Here is the git tree

http://git.kernel.org/?p=linux/kernel/git/ghaskins/alacrityvm/linux-2.6.git;a=summary

Here are some RPMs:

http://download.opensuse.org/repositories/devel://LLDC://alacrity/openSUSE_11.1/

And the main project site:

http://developer.novell.com/wiki/index.php/AlacrityVM

>
> I did have a few issues with the guest drivers:
> - the duplication of effort wrt virtio. These drivers don't cover
> exactly the same problem space, but nearly so.

Virtio itself is more or less compatible with this effort, as we have
discussed (see my virtio-vbus transport, for instance). I have issues
with some of the design decisions in the virtio device and ring models,
but they are minor in comparison to the beef I have with the virtio-pci
transport as a whole.

> - no effort at scalability - all interrupts are taken on one cpu

Addressed by the virtual-interrupt controller. This will enable us to
route shm-signal messages to a core, under guidance from the standard
irq-balance facilities.

> - the patches introduce a new virtual interrupt controller for dubious
> (IMO) benefits

See above. Its not fully plumbed yet, which is perhaps the reason for
the confusion as to its merits. Eventually I will trap the affinity
calls and pass them to the host, too. Today, it at least lets us see
the shm-signal statistics under /proc/interrupts, which is nice and is
consistent with other IO mechanisms.


>
>> From my research, the reason why virt in general, and KVM in particular
>> suffers on the IO performance front is as follows: IOs
>> (traps+interrupts) are more expensive than bare-metal, and real hardware
>> is naturally concurrent (your hbas and nics are effectively parallel
>> execution engines, etc).
>>
>> Assuming my observations are correct, in order to squeeze maximum
>> performance from a given guest, you need to do three things: A)
>> eliminate as many IOs as you possibly can, B) reduce the cost of the
>> ones you can't avoid, and C) run your algorithms in parallel to emulate
>> concurrent silicon.
>>
>
> All these are addressed by vhost-net without introducing new drivers.
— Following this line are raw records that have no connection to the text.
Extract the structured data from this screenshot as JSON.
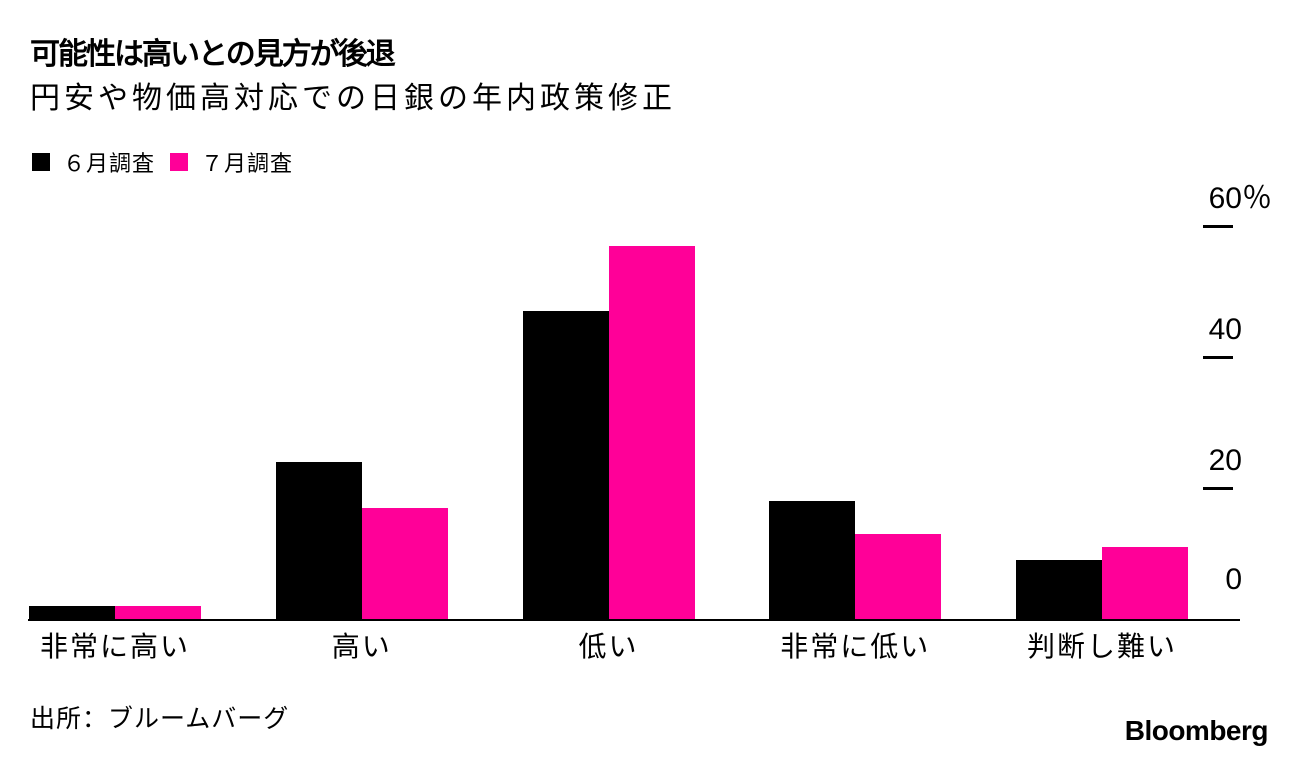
{
  "header": {
    "title": "可能性は高いとの見方が後退",
    "subtitle": "円安や物価高対応での日銀の年内政策修正"
  },
  "colors": {
    "series_june": "#000000",
    "series_july": "#ff0098",
    "axis": "#000000",
    "background": "#ffffff"
  },
  "chart_data": {
    "type": "bar",
    "title": "可能性は高いとの見方が後退",
    "subtitle": "円安や物価高対応での日銀の年内政策修正",
    "categories": [
      "非常に高い",
      "高い",
      "低い",
      "非常に低い",
      "判断し難い"
    ],
    "series": [
      {
        "name": "６月調査",
        "color": "#000000",
        "values": [
          2,
          24,
          47,
          18,
          9
        ]
      },
      {
        "name": "７月調査",
        "color": "#ff0098",
        "values": [
          2,
          17,
          57,
          13,
          11
        ]
      }
    ],
    "unit": "%",
    "ylim": [
      0,
      60
    ],
    "yticks": [
      {
        "value": 0,
        "label": "0",
        "suffix": "",
        "dash": false
      },
      {
        "value": 20,
        "label": "20",
        "suffix": "",
        "dash": true
      },
      {
        "value": 40,
        "label": "40",
        "suffix": "",
        "dash": true
      },
      {
        "value": 60,
        "label": "60",
        "suffix": "％",
        "dash": true
      }
    ],
    "grid": false,
    "axis_side": "right",
    "legend_position": "top-left"
  },
  "footer": {
    "source": "出所：ブルームバーグ",
    "logo": "Bloomberg"
  }
}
No, B and C definitely are, but A is lacking. And the performance
suffers as a result in my testing (vhost-net still throws a ton of exits
as its limited by virtio-pci and only adds about 1Gb/s to virtio-u, far
behind venet even with things like zero-copy turned off).
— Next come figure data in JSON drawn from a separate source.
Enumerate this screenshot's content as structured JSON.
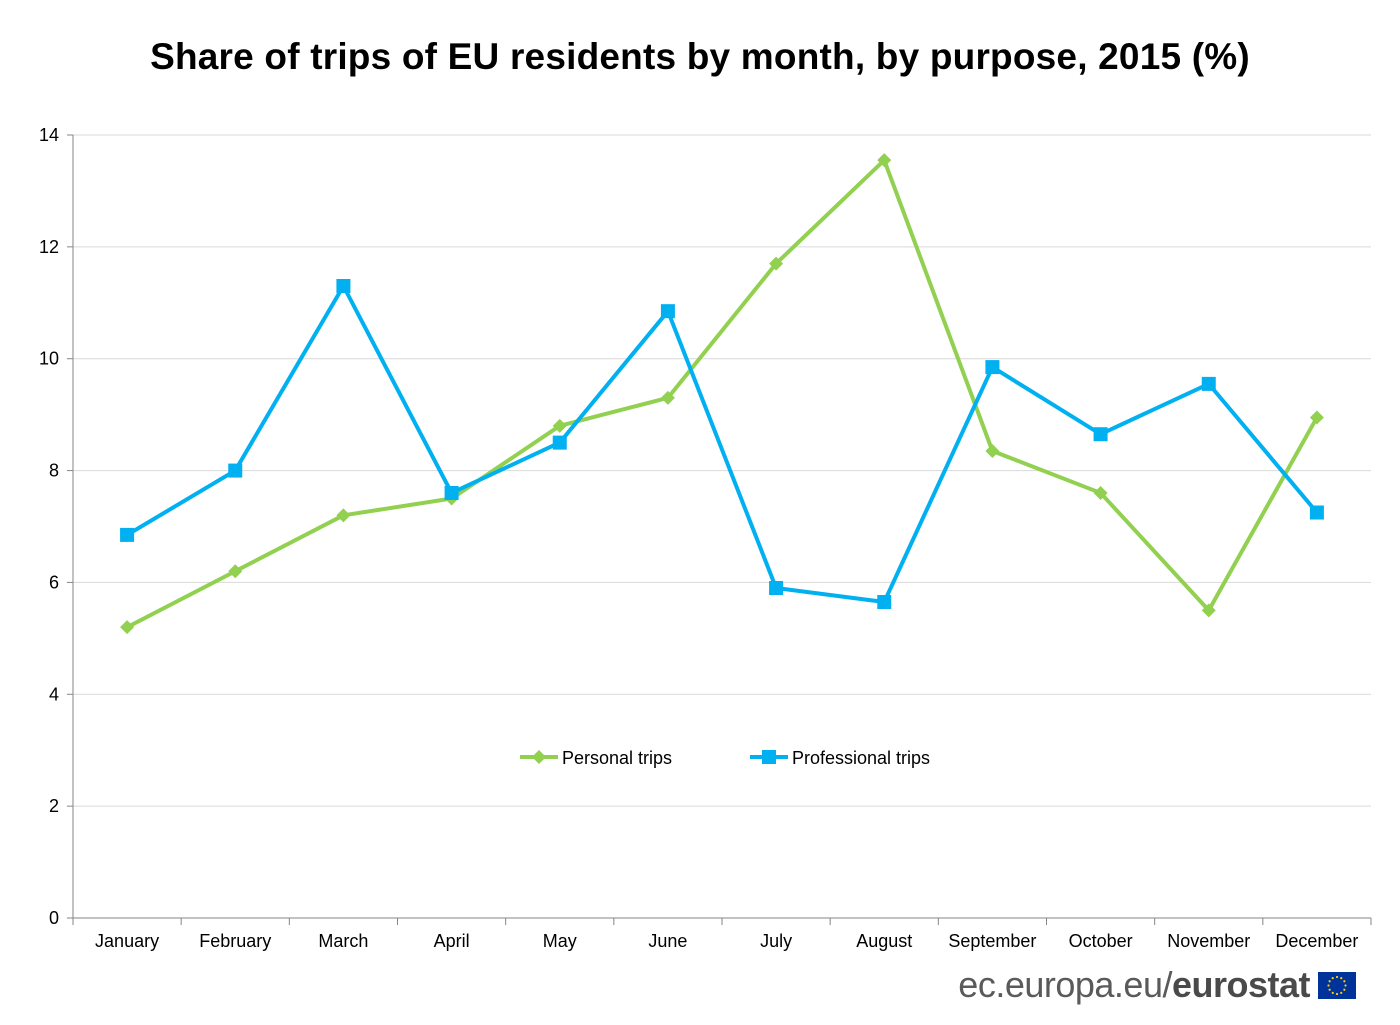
{
  "chart_data": {
    "type": "line",
    "title": "Share of trips of EU residents by month, by purpose, 2015 (%)",
    "xlabel": "",
    "ylabel": "",
    "ylim": [
      0,
      14
    ],
    "yticks": [
      "0",
      "2",
      "4",
      "6",
      "8",
      "10",
      "12",
      "14"
    ],
    "grid": true,
    "legend_position": "center",
    "categories": [
      "January",
      "February",
      "March",
      "April",
      "May",
      "June",
      "July",
      "August",
      "September",
      "October",
      "November",
      "December"
    ],
    "series": [
      {
        "name": "Personal trips",
        "color": "#92d050",
        "marker": "diamond",
        "values": [
          5.2,
          6.2,
          7.2,
          7.5,
          8.8,
          9.3,
          11.7,
          13.55,
          8.35,
          7.6,
          5.5,
          8.95
        ]
      },
      {
        "name": "Professional trips",
        "color": "#00b0f0",
        "marker": "square",
        "values": [
          6.85,
          8.0,
          11.3,
          7.6,
          8.5,
          10.85,
          5.9,
          5.65,
          9.85,
          8.65,
          9.55,
          7.25
        ]
      }
    ]
  },
  "footer": {
    "source_regular": "ec.europa.eu/",
    "source_bold": "eurostat"
  },
  "colors": {
    "grid": "#d9d9d9",
    "axis": "#868686"
  }
}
I will also point out that these performance aspects are only a subset
of the discussion, since we are also addressing things like
qos/priority, alternate fabric types, etc. I do not expect you to
understand and agree where I am going per se. We can have that
discussion when I once again ask you for merge consideration. But if
you say "they are the same" I will call you on it, because they are
demonstrably unique capability sets.